First Question: Maximum Profit

Step1: Identify the vertex of the parabola

The graph of \( P(x) \) is a parabola, and the maximum profit occurs at the vertex (highest point) of the parabola. From the graph, we can see that the peak of the parabola is above the y - axis, and by looking at the grid, we can estimate the y - value (profit) at the vertex.
Looking at the graph, the maximum value of \( P(x) \) (the y - coordinate of the vertex) is 675? Wait, no, wait. Wait, let's re - examine. Wait, the initial profit is \( 20\times30 = 600 \). But the graph: let's see the vertex. Wait, maybe I made a mistake. Wait, the function for profit: \( P(x)=(20 - x)(30 + 3x)=- 3x^{2}+30x + 600 \). The vertex of a parabola \( ax^{2}+bx + c \) is at \( x=-\frac{b}{2a} \). Here, \( a=-3 \), \( b = 30 \), so \( x =-\frac{30}{2\times(-3)}=5 \). Then \( P(5)=(20 - 5)(30+3\times5)=15\times45 = 675 \). But from the graph, let's check the y - axis. Wait, the graph has a peak. Wait, maybe the graph's vertex is at y = 675? Wait, but the initial point when x = 0 is \( P(0)=20\times30 = 600 \), which matches the graph (when x = 0, P(x)=600). Then when x = 5, P(x)=675. So the maximum profit is 675? Wait, no, maybe the graph is drawn with a vertex at, let's see the grid. Wait, the y - axis has 600, 450, 300, etc. Wait, maybe I miscalculated. Wait, the function is \( P(x)=(20 - x)(30 + 3x)=-3x^{2}+30x + 600 \). The vertex of a parabola \( y = ax^{2}+bx + c \) is at \( x=-\frac{b}{2a} \), so \( x =-\frac{30}{2\times(-3)} = 5 \). Then \( P(5)=-3\times25+30\times5 + 600=-75 + 150+600 = 675 \). So the maximum profit is 675.

Step2: Confirm from the graph

Looking at the graph, the highest point (vertex) of the parabola representing \( P(x) \) has a y - coordinate (profit) of 675.

Second Question: Break - even point (Profit = 0)

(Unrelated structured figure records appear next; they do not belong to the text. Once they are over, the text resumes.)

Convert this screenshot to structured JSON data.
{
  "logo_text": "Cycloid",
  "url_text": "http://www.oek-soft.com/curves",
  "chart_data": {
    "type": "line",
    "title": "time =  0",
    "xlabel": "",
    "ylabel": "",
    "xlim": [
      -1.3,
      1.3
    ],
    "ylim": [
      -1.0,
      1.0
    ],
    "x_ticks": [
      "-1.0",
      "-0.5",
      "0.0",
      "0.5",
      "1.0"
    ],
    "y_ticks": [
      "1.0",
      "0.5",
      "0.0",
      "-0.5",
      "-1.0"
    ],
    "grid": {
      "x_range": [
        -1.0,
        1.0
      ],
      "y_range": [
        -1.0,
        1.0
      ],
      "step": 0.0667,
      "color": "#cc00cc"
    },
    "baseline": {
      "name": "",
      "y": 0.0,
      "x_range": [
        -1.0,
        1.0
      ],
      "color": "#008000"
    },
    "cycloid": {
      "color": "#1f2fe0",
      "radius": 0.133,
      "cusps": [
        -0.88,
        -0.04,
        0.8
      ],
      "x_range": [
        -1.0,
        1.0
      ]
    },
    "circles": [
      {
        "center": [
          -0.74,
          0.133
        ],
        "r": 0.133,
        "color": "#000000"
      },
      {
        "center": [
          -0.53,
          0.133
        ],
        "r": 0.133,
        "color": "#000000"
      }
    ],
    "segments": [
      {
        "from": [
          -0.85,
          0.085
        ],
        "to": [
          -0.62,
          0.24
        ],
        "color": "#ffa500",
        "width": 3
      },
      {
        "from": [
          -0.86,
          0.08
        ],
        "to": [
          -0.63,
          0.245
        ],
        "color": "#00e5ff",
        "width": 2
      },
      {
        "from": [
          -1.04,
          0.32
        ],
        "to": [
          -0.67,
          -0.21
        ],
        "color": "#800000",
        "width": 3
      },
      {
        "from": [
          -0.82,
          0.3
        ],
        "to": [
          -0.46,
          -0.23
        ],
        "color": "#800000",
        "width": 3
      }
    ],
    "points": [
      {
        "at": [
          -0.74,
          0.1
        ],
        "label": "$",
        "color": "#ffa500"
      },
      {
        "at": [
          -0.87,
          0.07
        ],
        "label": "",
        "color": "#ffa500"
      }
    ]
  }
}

Step1: Find x - intercepts

The florist breaks even when \( P(x)=0 \). From the graph, we can see the x - intercepts (where the graph crosses the x - axis). We know the function \( P(x)=(20 - x)(30 + 3x) \). Setting \( P(x)=0 \), we have \( 20 - x = 0 \) or \( 30+3x = 0 \). \( 20 - x=0\Rightarrow x = 20 \); \( 30 + 3x=0\Rightarrow x=-10 \). But since x represents the number of one - dollar decreases, x cannot be negative. So the positive x - intercept is at x = 20. So the florist will break - even after 20 one - dollar decreases.

Third Question: Interval of x for which profit is positive (P(x)>0)

Step1: Find the roots of P(x)=0

We know that \( P(x)=(20 - x)(30 + 3x) \). Setting \( P(x)=0 \), we get \( x = 20 \) (from \( 20 - x = 0 \)) and \( x=-10 \) (from \( 30 + 3x = 0 \)). Since x represents the number of one - dollar decreases, and profit is positive when the graph is above the x - axis, the interval of x for which \( P(x)>0 \) is between the two roots. But since x cannot be negative (we can't have a negative number of price decreases), the interval is \( (- 10,20) \), but in the context of x (number of one - dollar decreases, which is a non - negative quantity in practical terms, but mathematically, the interval where profit is positive is when \( - 10

Answer:

s:

• The maximum profit the florist will earn from selling celebration bouquets is $ \boldsymbol{675} $.
• The florist will break - even after \( \boldsymbol{20} \) one - dollar decreases.
• The interval of the number of one - dollar decreases for which the florist makes a profit from celebration bouquets is \( (\boldsymbol{-10},\boldsymbol{20}) \).